Wednesday, 4 April 2018


Trump and steel/aluminium tariffs - although it pains me to say so, I have a degree of sympathy for him a bit on this. Competition is all well and good, but China dumping excess production on the market is not fair competition when Chinese wages are much lower than those in the US and the steel and aluminium is being sold at below the Chinese domestic price. Putting tariffs on all steel, including the EU, is over the top and isolates the USA. A punitive tariff of over 200%, however, is plain daft and is not creating an even playing field and is inviting a trade war,

The Chinese practise is an object lesson in why no nation can simply drop tariffs on all imports, as Rees-Mogg and his cronies are advocating. Protectionism has its place, especially where the competitive field is not level.

Trump should be gathering global support for reasonable tariffs on Chinese steel and aluminium, as that's the only way in which unfair dumping can be brought under control. In 2016 the EU imposed import duties of between 13.2% and 22.6% on Chinese hot-rolled steel, which is used in pipelines and gas containers, and 65.1% and 73.7% on heavy plates, which are used in civil engineering projects.

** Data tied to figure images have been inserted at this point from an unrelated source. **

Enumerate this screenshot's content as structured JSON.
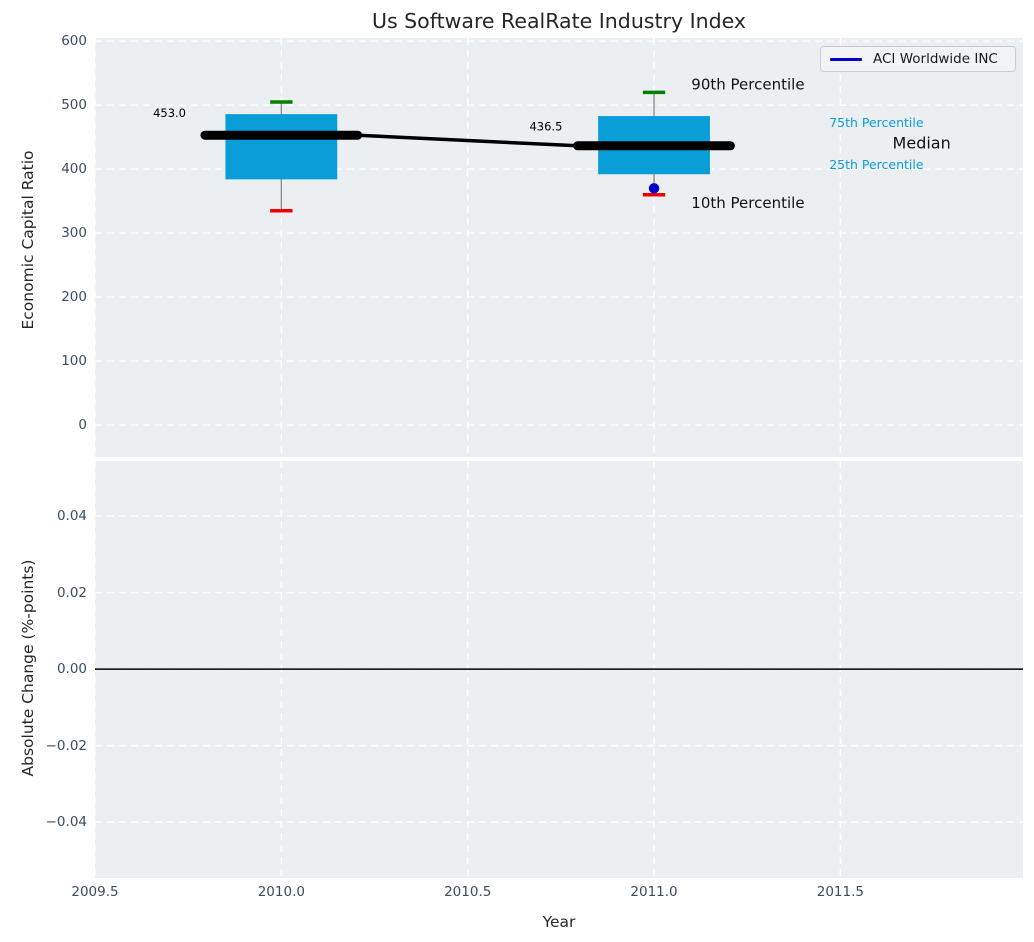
{
  "figure": {
    "title": "Us Software RealRate Industry Index",
    "colors": {
      "background": "#ffffff",
      "axes_background": "#eceff1",
      "grid": "#ffffff",
      "tick_label": "#3b4d63",
      "text": "#262626",
      "box_fill": "#0a9ed9",
      "whisker": "#888888",
      "p90_cap": "#008000",
      "p10_cap": "#ee0000",
      "median_line": "#000000",
      "company": "#0000cd"
    }
  },
  "legend": {
    "entries": [
      {
        "label": "ACI Worldwide INC",
        "color": "#0000cd"
      }
    ]
  },
  "chart_data": [
    {
      "type": "box",
      "title": "Us Software RealRate Industry Index",
      "xlabel": "",
      "ylabel": "Economic Capital Ratio",
      "xlim": [
        2009.5,
        2011.99
      ],
      "ylim": [
        -50,
        605
      ],
      "grid": true,
      "legend_position": "upper right",
      "x_ticks": [
        {
          "v": 2009.5,
          "label": "2009.5"
        },
        {
          "v": 2010.0,
          "label": "2010.0"
        },
        {
          "v": 2010.5,
          "label": "2010.5"
        },
        {
          "v": 2011.0,
          "label": "2011.0"
        },
        {
          "v": 2011.5,
          "label": "2011.5"
        }
      ],
      "y_ticks": [
        {
          "v": 600,
          "label": "600"
        },
        {
          "v": 500,
          "label": "500"
        },
        {
          "v": 400,
          "label": "400"
        },
        {
          "v": 300,
          "label": "300"
        },
        {
          "v": 200,
          "label": "200"
        },
        {
          "v": 100,
          "label": "100"
        },
        {
          "v": 0,
          "label": "0"
        }
      ],
      "box_half_width": 0.15,
      "median_bar_half_width": 0.205,
      "cap_half_width": 0.03,
      "groups": [
        {
          "x": 2010,
          "p90": 505,
          "p75": 486,
          "median": 453.0,
          "p25": 384,
          "p10": 335
        },
        {
          "x": 2011,
          "p90": 520,
          "p75": 483,
          "median": 436.5,
          "p25": 392,
          "p10": 360
        }
      ],
      "median_trend": [
        {
          "x": 2010,
          "y": 453.0
        },
        {
          "x": 2011,
          "y": 436.5
        }
      ],
      "company_series": {
        "name": "ACI Worldwide INC",
        "points": [
          {
            "x": 2011,
            "y": 370
          }
        ]
      },
      "annotations": [
        {
          "text": "453.0",
          "x": 2009.7,
          "y": 488,
          "size": 11.5,
          "color": "#000000",
          "ha": "middle"
        },
        {
          "text": "436.5",
          "x": 2010.71,
          "y": 467,
          "size": 11.5,
          "color": "#000000",
          "ha": "middle"
        },
        {
          "text": "90th Percentile",
          "x": 2011.1,
          "y": 532,
          "size": 15,
          "color": "#111111",
          "ha": "start"
        },
        {
          "text": "75th Percentile",
          "x": 2011.47,
          "y": 473,
          "size": 12.5,
          "color": "#0a9ed9",
          "ha": "start"
        },
        {
          "text": "Median",
          "x": 2011.64,
          "y": 441,
          "size": 16,
          "color": "#111111",
          "ha": "start"
        },
        {
          "text": "25th Percentile",
          "x": 2011.47,
          "y": 407,
          "size": 12.5,
          "color": "#0a9ed9",
          "ha": "start"
        },
        {
          "text": "10th Percentile",
          "x": 2011.1,
          "y": 347,
          "size": 15,
          "color": "#111111",
          "ha": "start"
        }
      ]
    },
    {
      "type": "line",
      "title": "",
      "xlabel": "Year",
      "ylabel": "Absolute Change (%-points)",
      "xlim": [
        2009.5,
        2011.99
      ],
      "ylim": [
        -0.0546,
        0.0544
      ],
      "grid": true,
      "zero_line": true,
      "x_ticks": [
        {
          "v": 2009.5,
          "label": "2009.5"
        },
        {
          "v": 2010.0,
          "label": "2010.0"
        },
        {
          "v": 2010.5,
          "label": "2010.5"
        },
        {
          "v": 2011.0,
          "label": "2011.0"
        },
        {
          "v": 2011.5,
          "label": "2011.5"
        }
      ],
      "y_ticks": [
        {
          "v": 0.04,
          "label": "0.04"
        },
        {
          "v": 0.02,
          "label": "0.02"
        },
        {
          "v": 0.0,
          "label": "0.00"
        },
        {
          "v": -0.02,
          "label": "−0.02"
        },
        {
          "v": -0.04,
          "label": "−0.04"
        }
      ],
      "series": []
    }
  ]
}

There didn't seem to be as much of an uproar about this, probably because the EU tariffs we not as punitive as the US ones and were part of a negotiated deal.

In early March of this year the levies were renewed for a further 5 years. Perversely, the UK government lobbied against these measures, which did not go down well with UK steel producers, and Tata Steel in particular, whose very existence in Port Talbot was under threat over Brexit when potential new buyers pulled out following the referendum. It's only the EU tariffs that have led Tata to continue to support the Port Talbot plant.

It's amusing that the Daily Mail is garnering support for the new blue passport contract to be given to the British company, De La Rue (ironic name), as a patriotic act that will result in an extra £120m cost to the taxpayer - which will be used to plug its pension fund gap. This is when the DM is an arch proponent of Brexit and dropping import tariffs a la Rees-Mogg and Mindford and risking British jobs in the process. Their argument is couched in philanthropic (aiding 3rd world farmers) and overall economic terms (lower shop prices), but ignores the effect of lost jobs and increasing wealth inequality.

There's nothing wrong with a bit of protectionism where there's an imbalance of competition in terms of wages, labour conditions, state aid, specification and product safety - that's what the EU is all about. That is also why the EU is against state aid, as indeed is the WTO - it distorts the market.